Syl. Pt. 2, Harrison v. Seltzer, 165 W.Va. 366, 268 S.E.2d 312 (1980).
Footnote: 7"In products liability cases, the statute of limitations begins to run when the plaintiff knows, or by the exercise of reasonable diligence should know, (1) that he has been injured, (2) the identity of the maker of the product, and (3) that the product has a causal relation to the injury. Syl. pt. 1, Hickman v. Grover, 178 W.Va. 249, 358 S.E.2d 810 (1987).
Footnote: 8Basham v. General Shale, 180 W.Va. 526, 377 S.E.2d 830 (1988); Shirkey v. Mackey, 184 W.Va. 157, 399 S.E.2d 868 (1990).
Footnote: 9Slack v. Kanawha County Housing and Redevelopment Authority, ___ W.Va. ___, ___ S.E.2d ___ (July 9, 1992) (W.Va. slip op., no. 20725).

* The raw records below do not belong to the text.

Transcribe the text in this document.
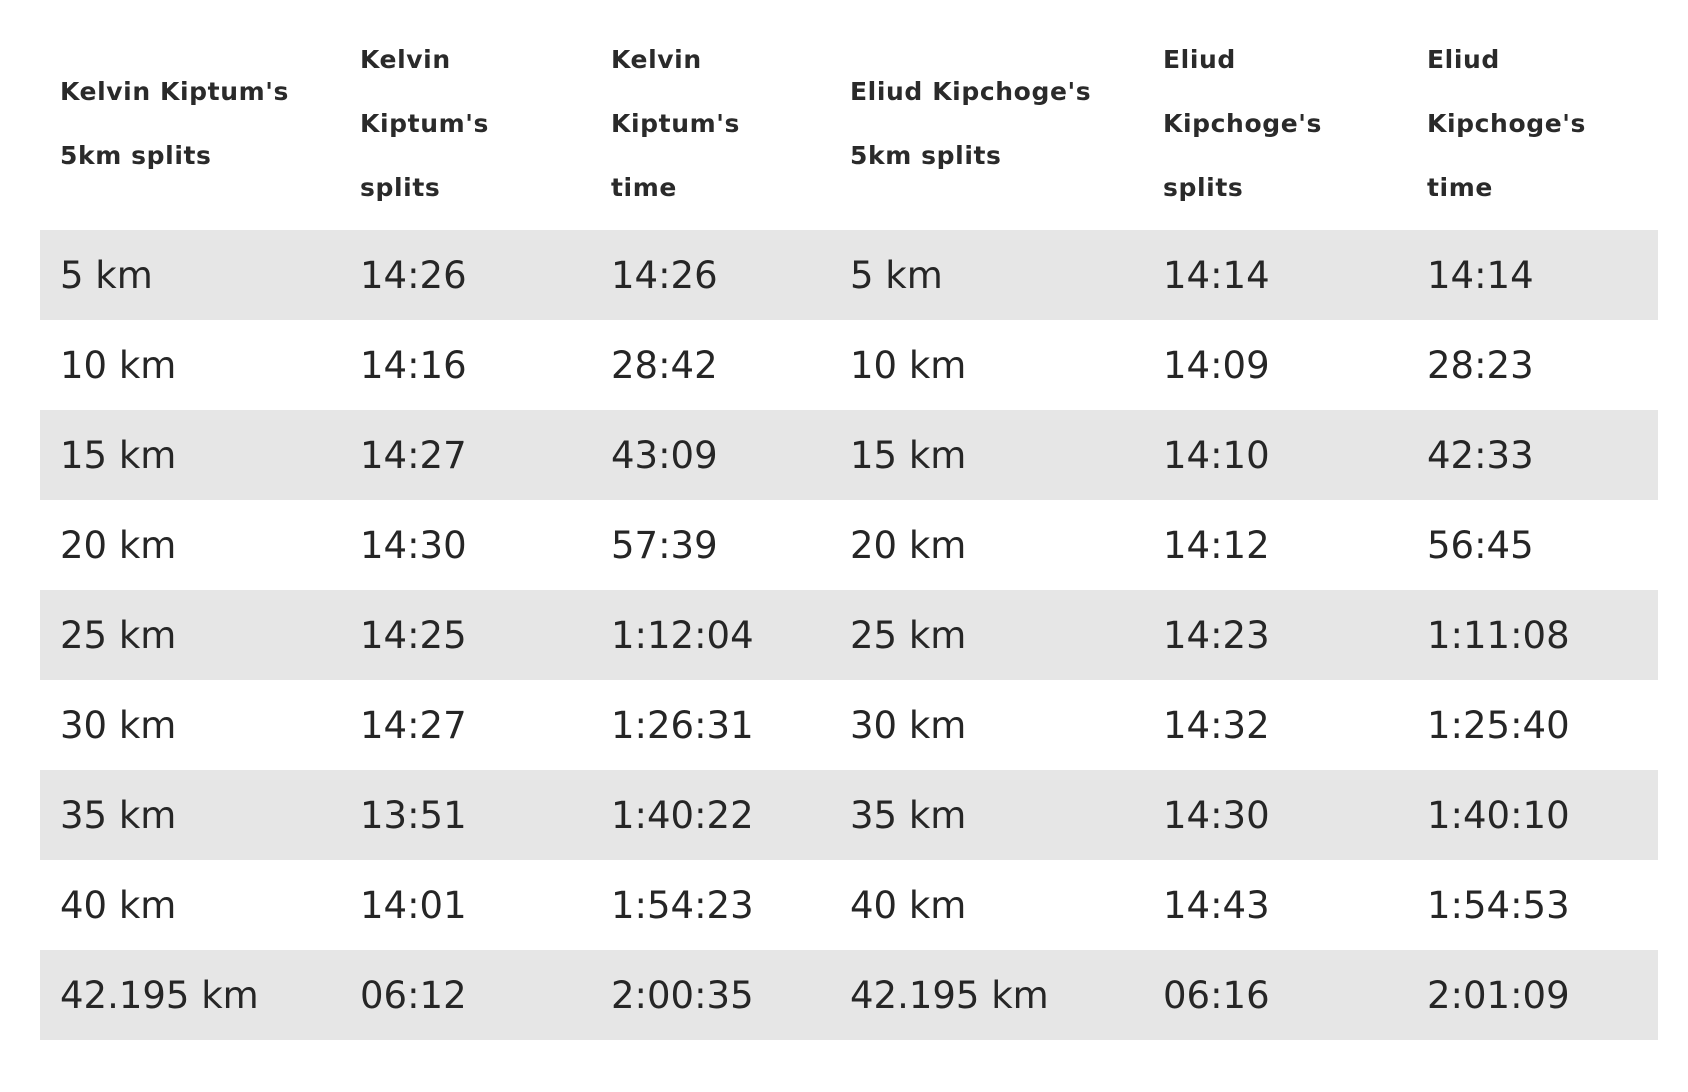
Kelvin Kiptum's 5km splits	Kelvin Kiptum's splits	Kelvin Kiptum's time	Eliud Kipchoge's 5km splits	Eliud Kipchoge's splits	Eliud Kipchoge's time
5 km	14:26	14:26	5 km	14:14	14:14
10 km	14:16	28:42	10 km	14:09	28:23
15 km	14:27	43:09	15 km	14:10	42:33
20 km	14:30	57:39	20 km	14:12	56:45
25 km	14:25	1:12:04	25 km	14:23	1:11:08
30 km	14:27	1:26:31	30 km	14:32	1:25:40
35 km	13:51	1:40:22	35 km	14:30	1:40:10
40 km	14:01	1:54:23	40 km	14:43	1:54:53
42.195 km	06:12	2:00:35	42.195 km	06:16	2:01:09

Footnote: 10In the faulty construction area, W.Va. Code 55-2-6a  (known as the "architects and builders" statute) provides a ten-year maximum period within which suits can be brought against anyone who participates in the construction of a building. This statutory provision explicitly states that it shall not be tolled except by the bringing of an action within the ten-year period. We have held that this explicit provision prohibits the application of the "discovery rule." See Basham v. General Shale, 180 W.Va. 526, 377 S.E.2d 830 (1988); Shirkey v. Mackey, 184 W.Va. 157, 399 S.E.2d 868 (1990).

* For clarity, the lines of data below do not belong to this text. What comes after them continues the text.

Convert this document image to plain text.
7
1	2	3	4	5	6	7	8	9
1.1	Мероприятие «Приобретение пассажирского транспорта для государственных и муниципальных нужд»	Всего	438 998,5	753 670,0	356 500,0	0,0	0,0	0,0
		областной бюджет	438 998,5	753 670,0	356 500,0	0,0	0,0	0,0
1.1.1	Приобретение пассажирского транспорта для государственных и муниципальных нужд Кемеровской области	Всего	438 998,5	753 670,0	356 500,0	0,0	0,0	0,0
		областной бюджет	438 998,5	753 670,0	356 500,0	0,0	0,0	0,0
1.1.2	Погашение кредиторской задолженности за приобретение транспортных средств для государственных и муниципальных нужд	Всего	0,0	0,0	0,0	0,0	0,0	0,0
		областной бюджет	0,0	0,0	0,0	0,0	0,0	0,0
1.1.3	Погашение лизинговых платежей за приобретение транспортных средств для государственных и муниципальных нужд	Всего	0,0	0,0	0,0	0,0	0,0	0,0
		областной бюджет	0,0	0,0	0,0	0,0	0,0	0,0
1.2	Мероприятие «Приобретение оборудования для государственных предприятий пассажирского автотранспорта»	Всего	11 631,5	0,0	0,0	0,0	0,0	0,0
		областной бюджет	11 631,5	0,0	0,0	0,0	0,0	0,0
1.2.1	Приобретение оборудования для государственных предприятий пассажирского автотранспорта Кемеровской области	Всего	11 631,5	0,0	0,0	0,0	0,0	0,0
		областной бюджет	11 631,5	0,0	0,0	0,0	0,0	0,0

Footnote: 11We note that we are not the first state supreme court to find a generally applicable "discovery rule":
In the interest of justice and fundamental fairness, we adopt the discovery rule for all tort actions other than those already governed by a legislatively created discovery rule. Such tort claims shall accrue on the date the injury is discovered or with reasonable diligence should be discovered whichever occurs first.
Hansen v. A.H. Robins, Inc., 113 Wis.2d 550, 560, 335 N.W.2d 578,
Footnote: 12This is the rule nationally, as well as in West Virginia. See, e.g., Snow v. A.H. Robins Co., Inc., 165 Cal.App.3d 120, 211 Cal. Rptr. 271 (1985).
Footnote: 13Fraudulent concealment would include concealment of the injury itself or the identity of the tortfeasor.
Footnote: 14Examples of lack of comprehension of injury would include a piece of surgical equipment left in a patient that is not discovered until several years later, exposure to hazardous chemicals (such as asbestos or Agent Orange) the effects of which were only detected twenty years later.
In the products liability area, lack of comprehension of injury includes (1) that the plaintiff has been injured, (2) the identity of the maker of the product, and (3) that the product has a causal relation to the injury. Syl. pt. 1, Hickman v. Grover, 178 W.Va. 249, 358 S.E.2d 810 (1987).
Footnote: 15Note that we are deciding today only the applicability of the "discovery rule" and the statute of limitations with respect to claims against Mr. Marcum and Mr. Hager, not as against Mr. Jefferson. Unlike Mr. Marcum and Mr. Hager who took no steps to conceal their actions, Mr. Jefferson has gone into hiding and made it difficult for Mr. Cart to pursue his claims against Mr. Jefferson. Therefore, it is quite possible that a suit against Mr. Jefferson would be successful.